In a world of big data, insight is king. And whether it’s detecting the likelihood of fraud from millions of credit card transactions, giving businesses useful insights into their customers, or pinpointing distant galaxies from a mass of astronomical data, one IT discipline is becoming an increasingly bright star: data mining.
The concept first came to commercial prominence about 15 years ago. For several years, you couldn’t attend an IT conference without at least one of the speakers wheeling out the urban myth of giant US retailer Walmart’s use of the technology to uncover previously unnoticed patterns in shoppers’ purchasing habits.
Most famously, it is said, the company found out if could sell more alcohol in the evenings if it displayed a selection of beer next to its baby products. The reason for this is that fathers of young children were routinely being asked by their wives to pick up nappies on the way home from work. If dad saw a crate of beer while he was in the supermarket, he’d be far more likely to grab one.
Back then, data mining was largely the preserve of very large corporations with huge stores of data (indeed, data mining went hand in hand with the concept of data warehousing). But with the exponential growth of mobile technology, social networking and cloud computing in the intervening years, not only is there a lot more unstructured data out there that could potentially be hiding valuable insights, but a lot more businesses can afford to make use of it.
Today, many organisations are trying to develop ‘big data’ strategies. And while there’s less hype around the concept of data mining than there once was, it remains a critical – and growing – discipline for any data scientist. But what exactly is it, and how does it differ from business analytics?
For more on data mining
Essentially, data mining is a subset of analytics that uses mathematical algorithms – including machine learning and artificial intelligence techniques – to examine vast datasets and uncover previously unseen patterns and correlations. It differs from other types of statistical analysis in that, rather than testing a set hypothesis, it slices and dices data in many different ways until it spots something interesting.
Laurie Miles, head of analytics for SAS in the UK and Ireland, says: “If I’m building a predictive model to ascertain the likelihood of a card transaction being fraudulent, I’m doing data mining. But if I switched the focus of my analysis and used time series forecasting [where you take various snapshots of data over time and use that to project forward] to find out how many cans of beans Waitrose will need in its Henley store at a given time, all of a sudden I’m an econometrician or a forecaster.

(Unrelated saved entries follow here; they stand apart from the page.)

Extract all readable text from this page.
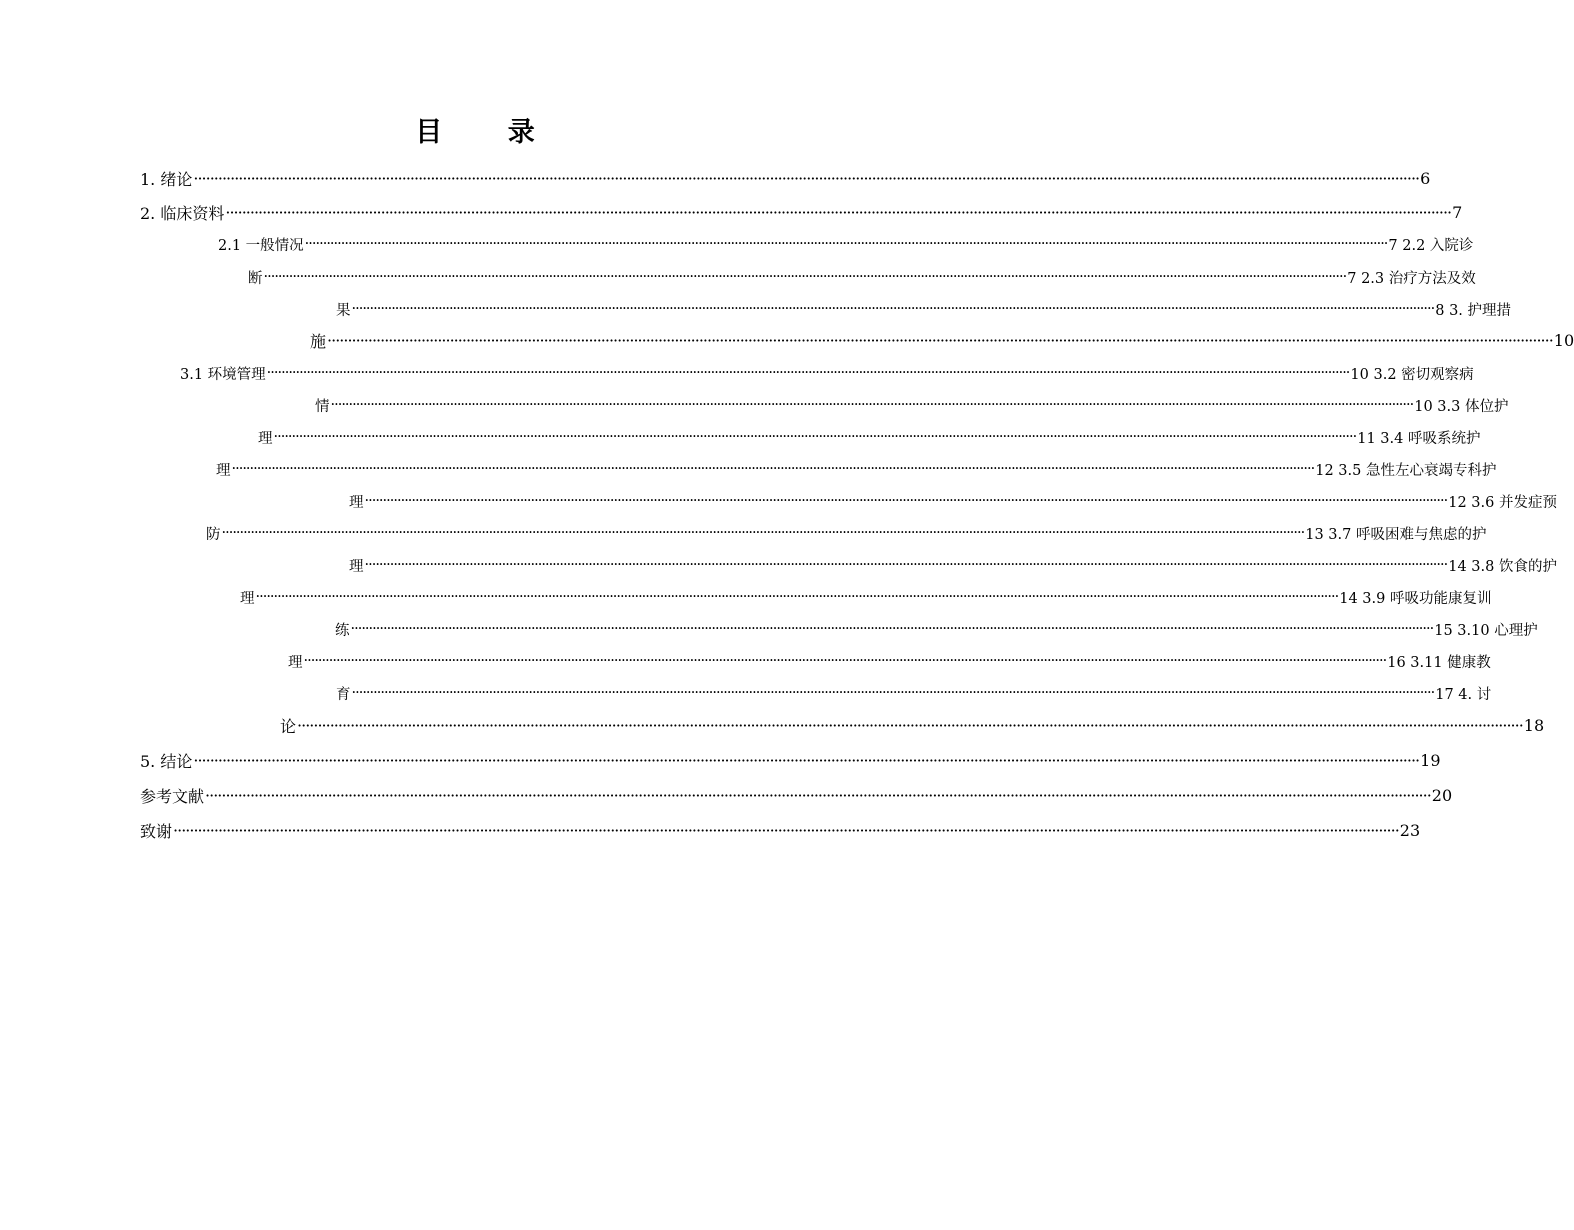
目 录
1. 绪论 ············································································································································································································································································································ 6
2. 临床资料 ············································································································································································································································································································ 7
2.1 一般情况 ············································································································································································································································································································ 7 2.2 入院诊
断 ············································································································································································································································································································ 7 2.3 治疗方法及效
果 ············································································································································································································································································································ 8 3. 护理措
施 ············································································································································································································································································································ 10
3.1 环境管理 ············································································································································································································································································································ 10 3.2 密切观察病
情 ············································································································································································································································································································ 10 3.3 体位护
理 ············································································································································································································································································································ 11 3.4 呼吸系统护
理 ············································································································································································································································································································ 12 3.5 急性左心衰竭专科护
理 ············································································································································································································································································································ 12 3.6 并发症预
防 ············································································································································································································································································································ 13 3.7 呼吸困难与焦虑的护
理 ············································································································································································································································································································ 14 3.8 饮食的护
理 ············································································································································································································································································································ 14 3.9 呼吸功能康复训
练 ············································································································································································································································································································ 15 3.10 心理护
理 ············································································································································································································································································································ 16 3.11 健康教
育 ············································································································································································································································································································ 17 4. 讨
论 ············································································································································································································································································································ 18
5. 结论 ············································································································································································································································································································ 19
参考文献 ············································································································································································································································································································ 20
致谢 ············································································································································································································································································································ 23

“As a statistician, I’m given a hypothesis to test and prove. As a data miner, there’s a much looser brief – for example, ‘find some interesting patterns that help me sell beer’.”
While many different algorithms have been developed for data mining, they generally fall into one of a handful of categories [see panel below]. Which ones data scientists choose to use depends on the type of business problem they are solving. “Typically, I’d throw the data at all of them and keep the one that gives me the best statistical results, unless there’s a business reason I’d want to do something else,” says Miles.
Correlation and causality
Yet while data mining techniques can throw up new and fascinating patterns in data, it still takes the skills of an experienced data scientist to weed out what’s genuinely useful from what’s merely interesting. Automated pattern recognition can identify a bunch of things in data that are correlated, but that doesn’t necessarily mean there is any causal link between X and Y.
As Miles says: “If you discover that a lot of people with ginger hair buy [UK] size 8 shoes, for example, that’s irrelevant to the manufacturer. You have to uncover insights that a business can use to its advantage. So while throwing data at a model can take you from 1,000 interesting things to, say, 100, a creative analyst still needs to look at those 100 things and work out what’s really of value.”
Data mining algorithms
The oldest, but still widely used, type of data mining algorithm. Miles says: “It’s a bit like drawing a ‘best fit’ line on a graph of scattered points, except over many more dimensions than the two of a graph, and using squiggly as well as straight lines. It comes up with a simple equation that you can plug numbers into, but it doesn’t allow you to explore the data as you’re building it. You throw data at it and it comes up with a model.”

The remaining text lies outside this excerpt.